Créer des communs pédagogiques : l’exemple de la FNTP
À lire sur Communotic, de la Région Normandie : « Financée par la FNTP, la plateforme tpdemain.com propose gratuitement des contenus pédagogiques communs aux formateurs. Objectif : déployer à l’échelle nationale une pédagogie multimodale adaptée et individualisée… tout en cassant certains codes sur la notion de propriété qui entoure les contenus. »

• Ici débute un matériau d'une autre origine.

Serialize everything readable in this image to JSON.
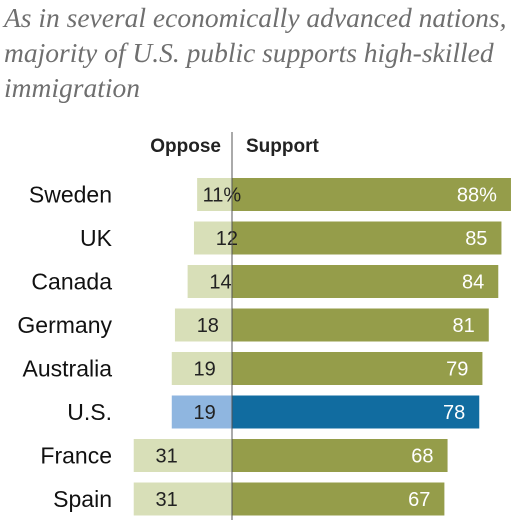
{
  "title": "As in several economically advanced nations, majority of U.S. public supports high-skilled immigration",
  "colors": {
    "support": "#959d4a",
    "oppose": "#d8dfb8",
    "support_highlight": "#116ca0",
    "oppose_highlight": "#8fb6e0",
    "axis": "#555555"
  },
  "chart_data": {
    "type": "bar",
    "title": "As in several economically advanced nations, majority of U.S. public supports high-skilled immigration",
    "categories": [
      "Sweden",
      "UK",
      "Canada",
      "Germany",
      "Australia",
      "U.S.",
      "France",
      "Spain"
    ],
    "highlight": "U.S.",
    "series": [
      {
        "name": "Oppose",
        "values": [
          11,
          12,
          14,
          18,
          19,
          19,
          31,
          31
        ],
        "labels": [
          "11%",
          "12",
          "14",
          "18",
          "19",
          "19",
          "31",
          "31"
        ]
      },
      {
        "name": "Support",
        "values": [
          88,
          85,
          84,
          81,
          79,
          78,
          68,
          67
        ],
        "labels": [
          "88%",
          "85",
          "84",
          "81",
          "79",
          "78",
          "68",
          "67"
        ]
      }
    ],
    "orientation": "diverging-horizontal",
    "grid": false,
    "legend": "column headers above bars"
  }
}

Voies et réseaux, ouvrages d’art (dits de génie civil), terrassements, ouvrages de transports d’énergie (électricité, gazoduc…) ou de fluides (aqueducs, vapeur…) : la Fédération Nationale des Travaux Publics (FNTP) rassemble en France quelque 8000 entreprises adhérentes, réunies au sein du réseau des fédérations régionales et des syndicats spécialisés. Elle fait valoir les intérêts de la profession et promeut les marchés publics ainsi que la capacité à y répondre. Cette agilité professionnelle passe notamment par la formation, incarnée par la plateforme tpdemain.com dont la mise en ligne date de 2022.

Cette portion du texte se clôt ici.